LEE HOCHBERG: The right to die is also mired in politics in Washington, DC. Arguing assisted suicide is an illegal use of drugs, Illinois Congressman Henry Hyde proposed a law to revoke physicians' rights to prescribe medicine if they aided death. Hyde chided Oregon for fomenting a culture of death, where the sick are lined up to relieve their loved ones of their burdensome existence by plunging off this cliff. Oregon Governor John Kitzhaber, a physician, called the proposed law an unprecedented intrusion of the federal government into medicine.
GOVERNOR JOHN KITZHABER, (D) Oregon: The hypocrisy here is the individuals who are sponsoring this amendment are the same people who pride themselves about keeping the government out of the private lives of American citizens. But they're intruding into probably the most personal decision that any of us will ever make.

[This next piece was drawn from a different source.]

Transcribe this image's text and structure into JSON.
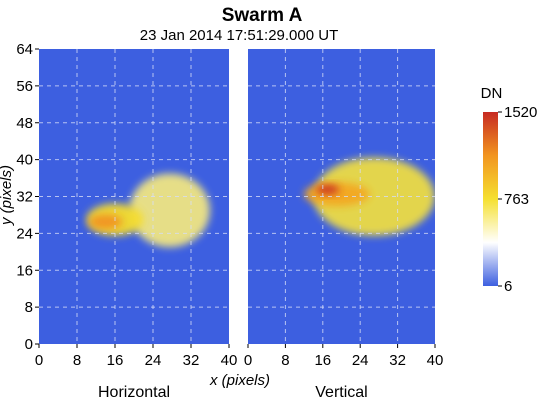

LEE HOCHBERG: Congress never voted on the proposed law. Its sponsors are likely to reintroduce it in the upcoming session. Physicians fear its passage would not only end aid in dying but restrict their ability to manage pain for terminal patients. Oregon oncologist Peter Rasmussen has presided over at least one suicide. He says he'd pause before prescribing powerful painkillers for fear the government would accuse him of hastening a patient's death.
DR. PETER RASMUSSEN, Oncologist: People who are seriously ill toward the end of their life, who are having trouble controlling their pain, probably will find it harder to get doctors who are willing to give them the type of treatment they need to be made comfortable. I'm not talking about assisted suicide. I'm just talking about enough drugs - usually narcotics - to make them comfortable so that the remaining days of their lives can have a certain degree of dignity. I think it will turn into a disaster.
LEE HOCHBERG: Better end-of-life pain control has been a noted byproduct of Oregon's trial with assisted suicide. Morphine is used more commonly in Oregon today than in any other state. Shortly before dying of cancer, 72-year-old Faye Jackson said the drug was a godsend.
FAYE JACKSON, Cancer Patient: (September 10) If I ever got off Morphine completely, I'd be in so much pain that I wouldn't live more than 72 hours. I'm not about to get off and just see how bad I can hurt.
LEE HOCHBERG: In Oregon hospices and nursing homes 170,000 patients have attached these new pink forms to their medical charts. They order doctors to provide maximum comfort care but no CPR or ICU care. But right-to-die advocates say even if some Oregonians benefit from better comfort care at the end of life, the option must be retained for others to choose death.